Agustina, Aragón, Agostina, Zaragoza, Childe, Harold's, Pilgrimage, Lord Byron,
Lord Byron’s “Childe Harold.” Augustina, the Maid of Saragossa

Augustina, the Maid of Saragossa.

YE who shall marvel when you hear her tale,
Oh! had you known her softer hours!
* * * * * * * * * * * * * * * * * *
Scarce would you dream that Saragora’s tower
Beheld her smile in danger’s Gorgon face,
Then the closed ranks and lead in glory’s fearful chase.

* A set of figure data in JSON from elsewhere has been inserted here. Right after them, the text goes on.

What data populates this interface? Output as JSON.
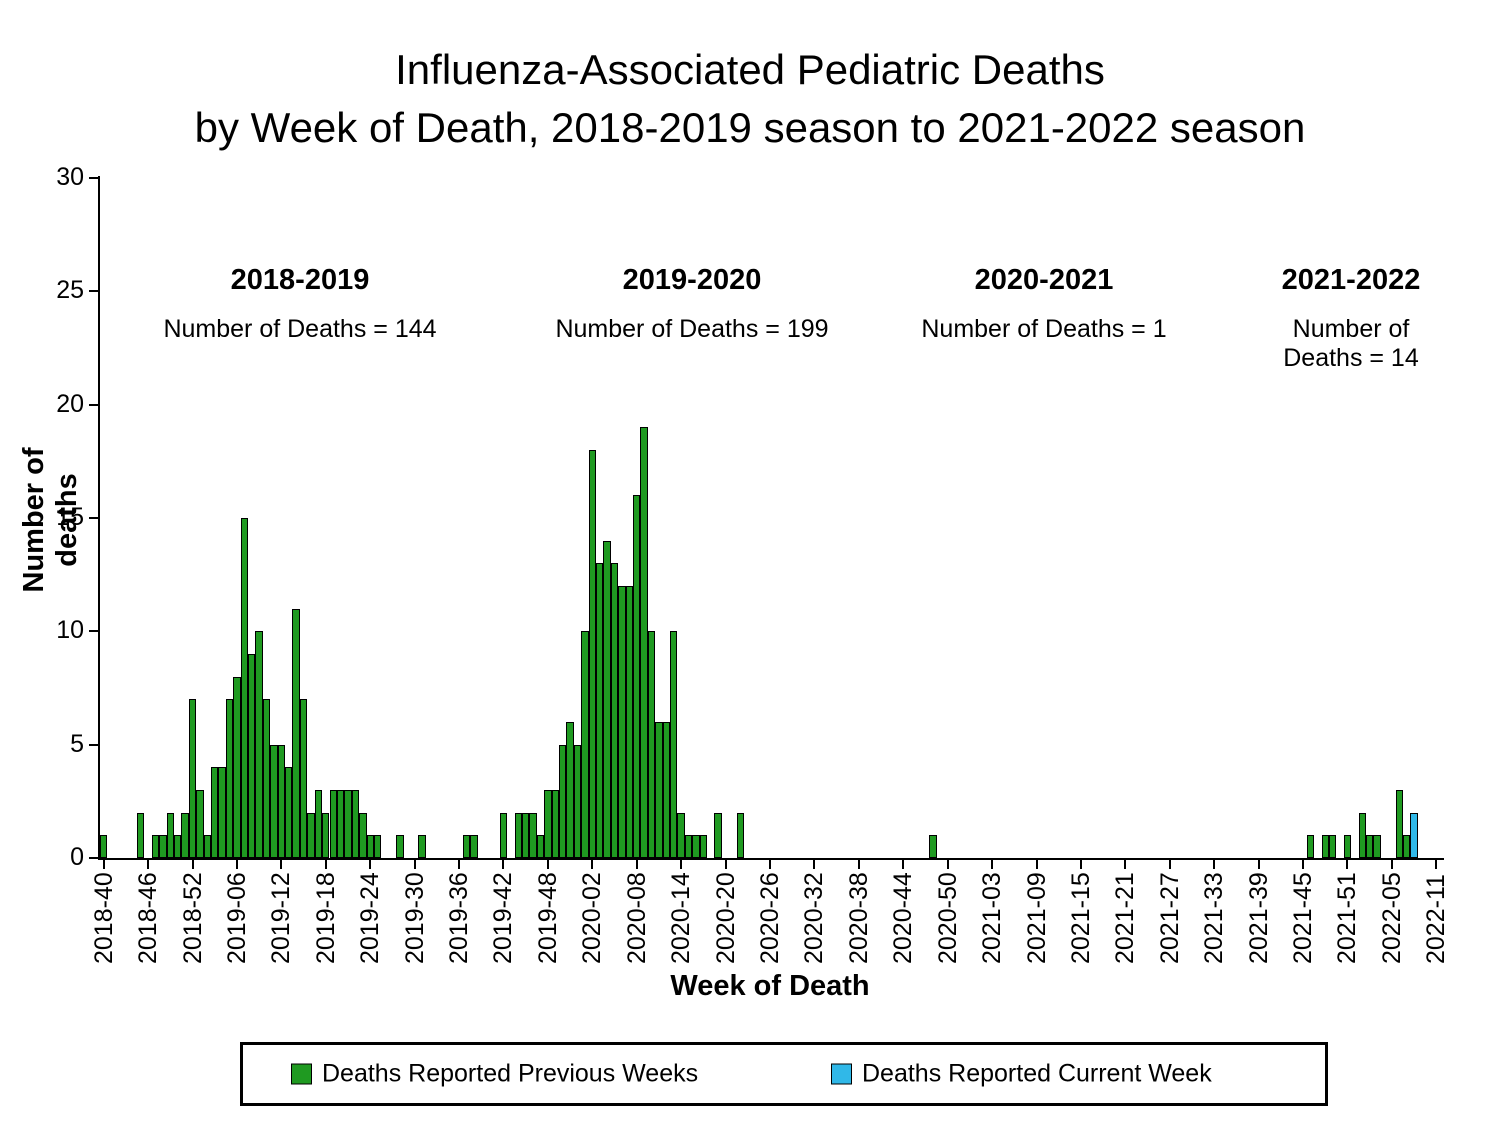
{
  "chart_data": {
    "type": "bar",
    "title": "Influenza-Associated Pediatric Deaths by Week of Death, 2018-2019 season to 2021-2022 season",
    "title_lines": [
      "Influenza-Associated Pediatric Deaths",
      "by Week of Death, 2018-2019 season to 2021-2022 season"
    ],
    "xlabel": "Week of Death",
    "ylabel": "Number of deaths",
    "ylim": [
      0,
      30
    ],
    "yticks": [
      0,
      5,
      10,
      15,
      20,
      25,
      30
    ],
    "grid": false,
    "legend_position": "bottom",
    "x_tick_every": 6,
    "x_tick_labels": [
      "2018-40",
      "2018-46",
      "2018-52",
      "2019-06",
      "2019-12",
      "2019-18",
      "2019-24",
      "2019-30",
      "2019-36",
      "2019-42",
      "2019-48",
      "2020-02",
      "2020-08",
      "2020-14",
      "2020-20",
      "2020-26",
      "2020-32",
      "2020-38",
      "2020-44",
      "2020-50",
      "2021-03",
      "2021-09",
      "2021-15",
      "2021-21",
      "2021-27",
      "2021-33",
      "2021-39",
      "2021-45",
      "2021-51",
      "2022-05",
      "2022-11"
    ],
    "num_weeks": 181,
    "values": [
      1,
      0,
      0,
      0,
      0,
      2,
      0,
      1,
      1,
      2,
      1,
      2,
      7,
      3,
      1,
      4,
      4,
      7,
      8,
      15,
      9,
      10,
      7,
      5,
      5,
      4,
      11,
      7,
      2,
      3,
      2,
      3,
      3,
      3,
      3,
      2,
      1,
      1,
      0,
      0,
      1,
      0,
      0,
      1,
      0,
      0,
      0,
      0,
      0,
      1,
      1,
      0,
      0,
      0,
      2,
      0,
      2,
      2,
      2,
      1,
      3,
      3,
      5,
      6,
      5,
      10,
      18,
      13,
      14,
      13,
      12,
      12,
      16,
      19,
      10,
      6,
      6,
      10,
      2,
      1,
      1,
      1,
      0,
      2,
      0,
      0,
      2,
      0,
      0,
      0,
      0,
      0,
      0,
      0,
      0,
      0,
      0,
      0,
      0,
      0,
      0,
      0,
      0,
      0,
      0,
      0,
      0,
      0,
      0,
      0,
      0,
      0,
      1,
      0,
      0,
      0,
      0,
      0,
      0,
      0,
      0,
      0,
      0,
      0,
      0,
      0,
      0,
      0,
      0,
      0,
      0,
      0,
      0,
      0,
      0,
      0,
      0,
      0,
      0,
      0,
      0,
      0,
      0,
      0,
      0,
      0,
      0,
      0,
      0,
      0,
      0,
      0,
      0,
      0,
      0,
      0,
      0,
      0,
      0,
      0,
      0,
      0,
      0,
      1,
      0,
      1,
      1,
      0,
      1,
      0,
      2,
      1,
      1,
      0,
      0,
      3,
      1,
      2,
      0,
      0,
      0
    ],
    "current_week_index": 177,
    "current_week_value": 2,
    "annotations": [
      {
        "season": "2018-2019",
        "deaths_label": "Number of Deaths = 144",
        "total_deaths": 144
      },
      {
        "season": "2019-2020",
        "deaths_label": "Number of Deaths = 199",
        "total_deaths": 199
      },
      {
        "season": "2020-2021",
        "deaths_label": "Number of Deaths = 1",
        "total_deaths": 1
      },
      {
        "season": "2021-2022",
        "deaths_label": "Number of Deaths = 14",
        "total_deaths": 14
      }
    ],
    "legend": {
      "previous_label": "Deaths Reported Previous Weeks",
      "current_label": "Deaths Reported Current Week"
    },
    "colors": {
      "previous": "#1f9a21",
      "current": "#30b8e8",
      "axis": "#000000"
    }
  }
}
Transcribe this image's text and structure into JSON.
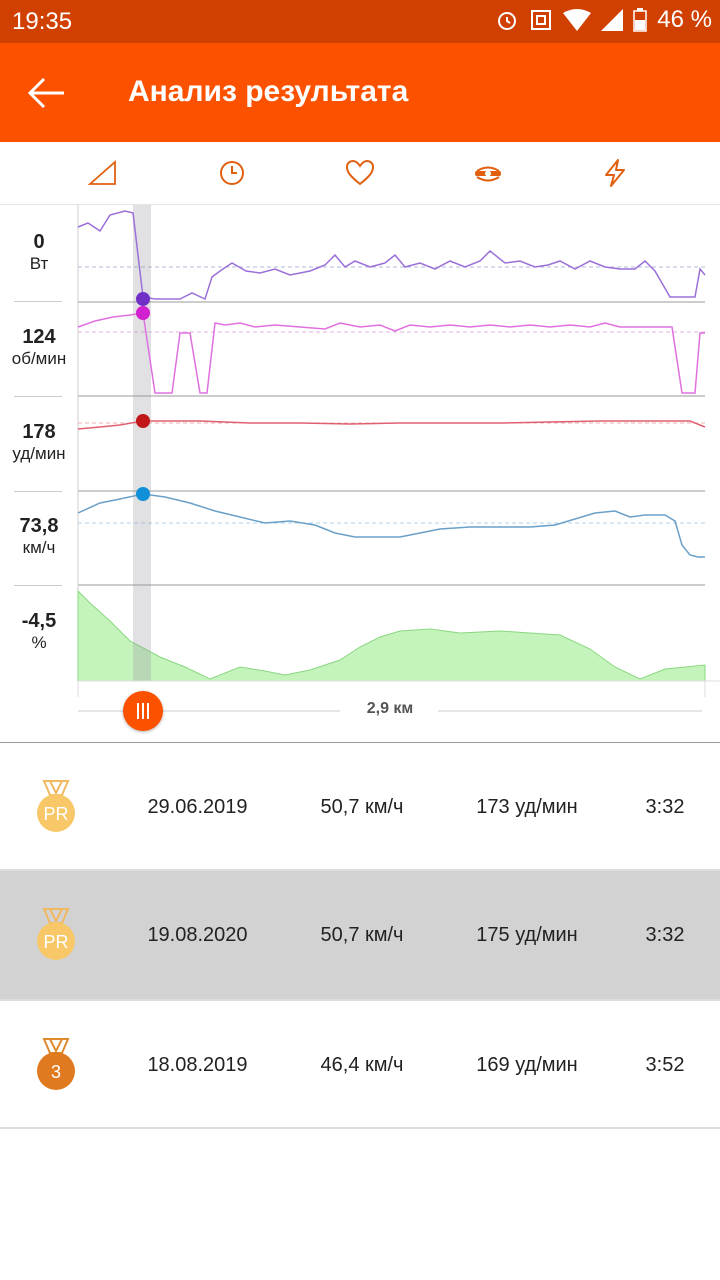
{
  "status": {
    "time": "19:35",
    "battery": "46 %"
  },
  "header": {
    "title": "Анализ результата"
  },
  "tabs": [
    "elevation-icon",
    "clock-icon",
    "heart-icon",
    "cadence-icon",
    "power-icon"
  ],
  "labels": [
    {
      "value": "0",
      "unit": "Вт"
    },
    {
      "value": "124",
      "unit": "об/мин"
    },
    {
      "value": "178",
      "unit": "уд/мин"
    },
    {
      "value": "73,8",
      "unit": "км/ч"
    },
    {
      "value": "-4,5",
      "unit": "%"
    }
  ],
  "scrubber": {
    "distance": "2,9 км"
  },
  "efforts": [
    {
      "medal": "PR",
      "date": "29.06.2019",
      "speed": "50,7 км/ч",
      "hr": "173 уд/мин",
      "time": "3:32",
      "selected": false
    },
    {
      "medal": "PR",
      "date": "19.08.2020",
      "speed": "50,7 км/ч",
      "hr": "175 уд/мин",
      "time": "3:32",
      "selected": true
    },
    {
      "medal": "3",
      "date": "18.08.2019",
      "speed": "46,4 км/ч",
      "hr": "169 уд/мин",
      "time": "3:52",
      "selected": false
    }
  ],
  "colors": {
    "accent": "#fc5200",
    "status": "#d04000",
    "power": "#9a70d8",
    "cadence": "#e070e0",
    "heart": "#e06070",
    "speed": "#6aa0c8",
    "grade": "#b8f0b0"
  }
}
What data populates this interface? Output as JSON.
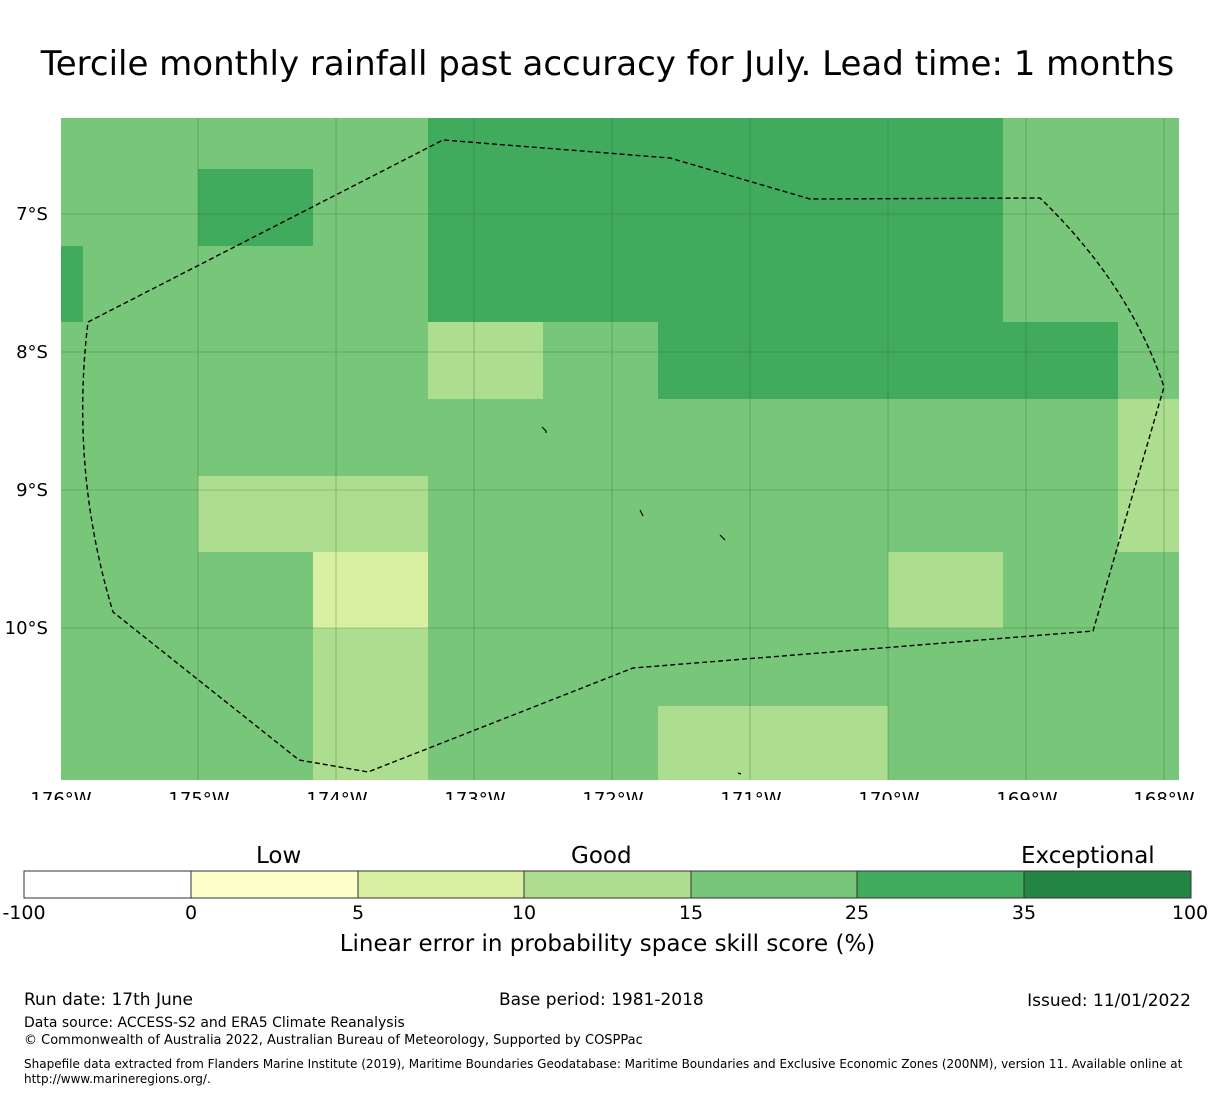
{
  "title": "Tercile monthly rainfall past accuracy for July. Lead time: 1 months",
  "map": {
    "lon_range": [
      -176,
      -167.87
    ],
    "lat_range": [
      -6.3,
      -11.1
    ],
    "x_ticks": [
      "176°W",
      "175°W",
      "174°W",
      "173°W",
      "172°W",
      "171°W",
      "170°W",
      "169°W",
      "168°W"
    ],
    "y_ticks": [
      "7°S",
      "8°S",
      "9°S",
      "10°S"
    ],
    "gridlines": true,
    "eez_boundary": "dashed black"
  },
  "colorbar": {
    "headings": [
      "Low",
      "Good",
      "Exceptional"
    ],
    "tick_labels": [
      "-100",
      "0",
      "5",
      "10",
      "15",
      "25",
      "35",
      "100"
    ],
    "bins": [
      {
        "range": "-100 to 0",
        "color": "#ffffff"
      },
      {
        "range": "0 to 5",
        "color": "#ffffcc"
      },
      {
        "range": "5 to 10",
        "color": "#d9f0a3"
      },
      {
        "range": "10 to 15",
        "color": "#addd8e"
      },
      {
        "range": "15 to 25",
        "color": "#78c679"
      },
      {
        "range": "25 to 35",
        "color": "#41ab5d"
      },
      {
        "range": "35 to 100",
        "color": "#238443"
      }
    ],
    "label": "Linear error in probability space skill score (%)"
  },
  "footer": {
    "run_date": "Run date: 17th June",
    "base_period": "Base period: 1981-2018",
    "issued": "Issued: 11/01/2022",
    "data_source": "Data source: ACCESS-S2 and ERA5 Climate Reanalysis",
    "copyright": "© Commonwealth of Australia 2022, Australian Bureau of Meteorology, Supported by COSPPac",
    "shapefile_line1": "Shapefile data extracted from Flanders Marine Institute (2019), Maritime Boundaries Geodatabase: Maritime Boundaries and Exclusive Economic Zones (200NM), version 11. Available online at",
    "shapefile_line2": "http://www.marineregions.org/."
  }
}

Her lover sinks-she sheds no ill-timed tear;
Her chief is stain=-she fills his fatal post;
Her fellows flee-she checks their base career;
The foe retires=-she heads the sallying host.

Lord Byron’s “Childe Harold.”

Sir David Wilkie, Artist. W. Greatbach, Engraver. English Romanticism, the black romance.

Raimunda Maria Agustina Saragossa i Domènech (1786-1857), called Agustina de Aragón or Agostina of Zaragoza, was a Spanish independence fighter during the Napoleonic occupation. She fought first as a civilian and was subsequently included in the Spanish Army. She became a symbol of the Spanish War of Independence and served as a subject for painters and writers.

Childe Harold’s Pilgrimage is one of the best known and most successful works of the British poet Lord Byron. The epic poem was published from 1812 to 1818.
The title goes to the medieval word “childe” (squire) back for a young candidate for knighthood. The work, a long narrative poem describes the travels of a young man looking out of disappointment on his life of luxury distraction in foreign countries. It brings the melancholy and disappointment expression, which was felt by a generation that was the Revolutionary and Napoleonic Wars tired.